Much like Apple pioneer Steve Jobs, what started out of someone’s home has turned into a legit forward-thinking media company. Except Joanne Harmelinbegan hers in the ’80s, when women weren’t running much of anything. Now Harmelin Media has grown into a media-buying company that does strategic planning, negotiating and buying of all types of media, including TV, radio, newspapers, magazines, outdoor and all forms of digital advertising. As an extension of their digital media services, they have developed teams that focus on business intelligence and software development to help clients solve other marketing challenges as well.
Harmelin spoke with Metro to discuss her storied career.
Metro: How did the company begin?
Joanne Harmelin: Harmelin Media started in 1982 in my den. At that time, there were only a couple of employees and a couple of accounts but we saw the potential impact of the computer on the media business and invested in the technology. Technology would help us work faster and cheaper. We could make an impact and change the way media was handled throughout the region. We also initiated a high standard of customer service, which is part of our company philosophy to this day.
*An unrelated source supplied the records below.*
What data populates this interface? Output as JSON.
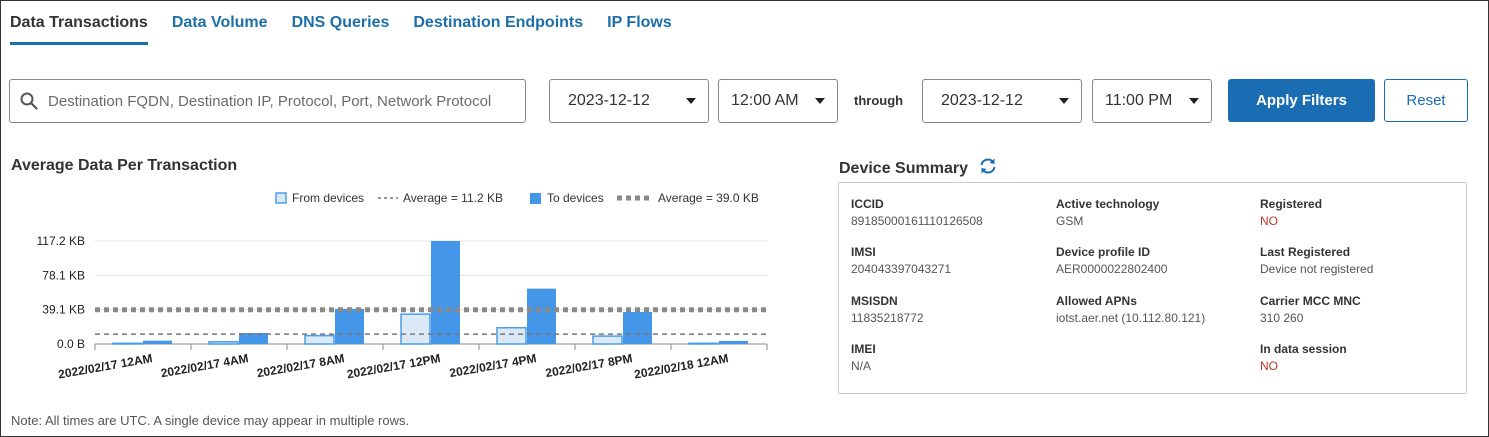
{
  "tabs": [
    {
      "label": "Data Transactions",
      "active": true
    },
    {
      "label": "Data Volume"
    },
    {
      "label": "DNS Queries"
    },
    {
      "label": "Destination Endpoints"
    },
    {
      "label": "IP Flows"
    }
  ],
  "filters": {
    "search_placeholder": "Destination FQDN, Destination IP, Protocol, Port, Network Protocol",
    "start_date": "2023-12-12",
    "start_time": "12:00 AM",
    "through_label": "through",
    "end_date": "2023-12-12",
    "end_time": "11:00 PM",
    "apply_label": "Apply Filters",
    "reset_label": "Reset"
  },
  "chart": {
    "title": "Average Data Per Transaction",
    "note": "Note: All times are UTC. A single device may appear in multiple rows."
  },
  "chart_data": {
    "type": "bar",
    "categories": [
      "2022/02/17 12AM",
      "2022/02/17 4AM",
      "2022/02/17 8AM",
      "2022/02/17 12PM",
      "2022/02/17 4PM",
      "2022/02/17 8PM",
      "2022/02/18 12AM"
    ],
    "series": [
      {
        "name": "From devices",
        "values": [
          0.8,
          2.5,
          9.5,
          34.0,
          18.5,
          9.0,
          0.8
        ],
        "color": "#dbe9f7",
        "stroke": "#4a9ee8"
      },
      {
        "name": "To devices",
        "values": [
          3.8,
          12.5,
          40.0,
          117.2,
          63.0,
          36.5,
          3.5
        ],
        "color": "#4497e8"
      }
    ],
    "reference_lines": [
      {
        "name": "Average = 11.2 KB",
        "value": 11.2,
        "style": "thin-dashed"
      },
      {
        "name": "Average = 39.0 KB",
        "value": 39.0,
        "style": "thick-dotted"
      }
    ],
    "yticks": [
      "0.0 B",
      "39.1 KB",
      "78.1 KB",
      "117.2 KB"
    ],
    "ytick_values": [
      0,
      39.1,
      78.1,
      117.2
    ],
    "ylim": [
      0,
      117.2
    ],
    "legend": "top-right",
    "grid": true
  },
  "device_summary": {
    "title": "Device Summary",
    "refresh_icon": "refresh-icon",
    "fields": [
      {
        "label": "ICCID",
        "value": "89185000161110126508"
      },
      {
        "label": "Active technology",
        "value": "GSM"
      },
      {
        "label": "Registered",
        "value": "NO",
        "status": "red"
      },
      {
        "label": "IMSI",
        "value": "204043397043271"
      },
      {
        "label": "Device profile ID",
        "value": "AER0000022802400"
      },
      {
        "label": "Last Registered",
        "value": "Device not registered"
      },
      {
        "label": "MSISDN",
        "value": "11835218772"
      },
      {
        "label": "Allowed APNs",
        "value": "iotst.aer.net (10.112.80.121)"
      },
      {
        "label": "Carrier MCC MNC",
        "value": "310 260"
      },
      {
        "label": "IMEI",
        "value": "N/A"
      },
      {
        "label": "In data session",
        "value": "NO",
        "status": "red"
      }
    ]
  }
}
What challenges did you face as a trendsetting female-run company?
In 1982, female-run communication companies were a rarity in Philadelphia. We approached each prospective client with the thought that it’s not the gender but the work that counts. We’re going to deliver a superior product. If you give us the opportunity, we are going to demonstrate that our work is strategic, creative and efficient. Fortunately, several clients signed up. After a few successes, they told other clients about us and we gained momentum and more business.
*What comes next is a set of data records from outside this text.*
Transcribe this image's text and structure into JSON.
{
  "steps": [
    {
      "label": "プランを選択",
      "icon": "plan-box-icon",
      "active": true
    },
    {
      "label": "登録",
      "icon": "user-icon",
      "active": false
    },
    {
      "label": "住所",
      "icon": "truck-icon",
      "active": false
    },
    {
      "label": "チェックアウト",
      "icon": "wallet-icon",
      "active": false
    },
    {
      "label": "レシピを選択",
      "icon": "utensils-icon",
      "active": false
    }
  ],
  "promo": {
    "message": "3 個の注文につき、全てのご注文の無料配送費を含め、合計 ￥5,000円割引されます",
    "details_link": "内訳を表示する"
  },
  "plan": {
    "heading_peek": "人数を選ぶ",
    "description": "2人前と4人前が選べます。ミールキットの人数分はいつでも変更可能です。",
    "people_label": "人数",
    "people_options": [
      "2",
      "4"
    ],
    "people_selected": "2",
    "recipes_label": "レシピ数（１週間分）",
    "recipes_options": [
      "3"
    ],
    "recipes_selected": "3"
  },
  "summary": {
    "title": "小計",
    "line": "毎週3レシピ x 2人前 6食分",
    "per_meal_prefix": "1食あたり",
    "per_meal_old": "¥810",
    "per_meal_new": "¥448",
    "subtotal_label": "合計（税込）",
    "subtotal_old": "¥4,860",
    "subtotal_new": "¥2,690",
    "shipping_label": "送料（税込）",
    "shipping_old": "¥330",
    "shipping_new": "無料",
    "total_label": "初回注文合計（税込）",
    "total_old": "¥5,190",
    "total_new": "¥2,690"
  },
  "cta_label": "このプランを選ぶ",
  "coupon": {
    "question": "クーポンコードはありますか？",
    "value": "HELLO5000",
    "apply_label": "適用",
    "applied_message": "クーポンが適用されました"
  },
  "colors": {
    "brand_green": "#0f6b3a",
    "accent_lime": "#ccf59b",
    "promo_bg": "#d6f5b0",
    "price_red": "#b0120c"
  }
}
How did being in Philadelphia shape your advertising company?
Philadelphia is a big city with a small-town sense of community. Within a couple of years, we were volunteering our experience and expertise to several not-for-profit organizations in the city. The first one was the Juvenile Diabetes Association. We are still associated with and support them to this day. When you get involved with organizations like The Philadelphia Zoo, The Arden Theatre, The Arts and Business Council, The Police Athletic League and The Philadelphia Children’s Alliance, you meet a lot of people from all areas of business. Those connections proved valuable as we grew.
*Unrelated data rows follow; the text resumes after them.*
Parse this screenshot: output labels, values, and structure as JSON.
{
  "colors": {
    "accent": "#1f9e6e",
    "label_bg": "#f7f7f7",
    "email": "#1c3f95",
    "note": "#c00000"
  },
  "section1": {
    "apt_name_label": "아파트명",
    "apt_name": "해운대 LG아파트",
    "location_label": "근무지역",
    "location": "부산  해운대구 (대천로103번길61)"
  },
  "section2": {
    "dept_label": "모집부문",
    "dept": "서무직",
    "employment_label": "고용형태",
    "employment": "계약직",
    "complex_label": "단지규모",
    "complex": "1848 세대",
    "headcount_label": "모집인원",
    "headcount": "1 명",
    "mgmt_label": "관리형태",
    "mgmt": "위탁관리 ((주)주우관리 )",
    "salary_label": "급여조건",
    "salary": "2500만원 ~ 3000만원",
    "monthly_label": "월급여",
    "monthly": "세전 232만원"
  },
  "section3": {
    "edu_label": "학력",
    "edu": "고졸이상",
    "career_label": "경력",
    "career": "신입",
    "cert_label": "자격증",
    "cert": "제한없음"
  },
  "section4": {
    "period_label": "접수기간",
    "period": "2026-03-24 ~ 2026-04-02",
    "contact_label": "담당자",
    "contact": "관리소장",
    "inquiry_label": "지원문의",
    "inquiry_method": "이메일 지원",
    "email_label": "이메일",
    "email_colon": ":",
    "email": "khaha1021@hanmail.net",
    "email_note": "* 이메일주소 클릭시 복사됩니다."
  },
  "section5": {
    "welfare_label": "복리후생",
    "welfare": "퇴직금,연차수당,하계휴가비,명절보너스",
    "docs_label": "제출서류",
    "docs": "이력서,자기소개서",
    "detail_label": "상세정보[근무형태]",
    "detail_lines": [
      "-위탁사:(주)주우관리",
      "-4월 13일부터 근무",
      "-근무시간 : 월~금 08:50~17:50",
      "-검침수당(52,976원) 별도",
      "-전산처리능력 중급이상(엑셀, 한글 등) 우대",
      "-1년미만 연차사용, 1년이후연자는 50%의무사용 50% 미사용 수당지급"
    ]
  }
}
Who are some notable clients you have worked with?
Our first client was Encore Books. David Schlesinger was an entrepreneur who hired us to work on his first venture. He then went on to launch Zany Brainy and Five Below. Each time he hired us to help with his media buying. Other early clients included the Ford Dealers Association (still a client), Sunoco, Tropicana Casino, US Healthcare and subsequently AETNA. We’ve also done a lot of retail including Today’s Man, David’s Bridal, Boscov (still a client) and Belk. Blue Diamond, Region’s Bank and El Pollo Loco are among other major clients.
What are the keys to success in the ever-changing media industry?
Change, evolution and moving at warp speed to keep pace with the rapidly changing digital landscape and hiring smart people.
Where are you located now and how large is your company?
Our primary headquarters are in Bala Cynwyd but we have a satellite office in California, New York and soon to be Pittsburgh. We currently have 235 employees and are looking for additional superstars!
Do you work with influencers, linking them directly to clients?
When it is appropriate, we work with influencers but very carefully. Any negative publicity associated with an influencer can impact a brand. We are very protective of our client’s brand and reputation.
What do you think about the boom of social media advertising?
It’s phenomenal and it continues to grow. Clients are seeing real growth and response in this area. It changes daily and will continue to expand. We are experimenting with all kinds of social media and integrating it with traditional media to create multi-level marketing approaches that have proven successful for many of our clients.
What do you foresee in the next 35 years for Harmelin?
Well, first and foremost, growth. We continue to expand our services to meet client demand. We initiated an SEO discipline several months ago and it’s thriving. Our clients are looking beyond media to engage us to solve other types of marketing problems for them. Our business intelligence unit works with clients to help interpret data and construct strategic solutions for all sorts of marketing problems beyond media. But one thing will never change. We remain committed to a high standard of excellence and customer service. It got us to where we are today and will never become obsolete.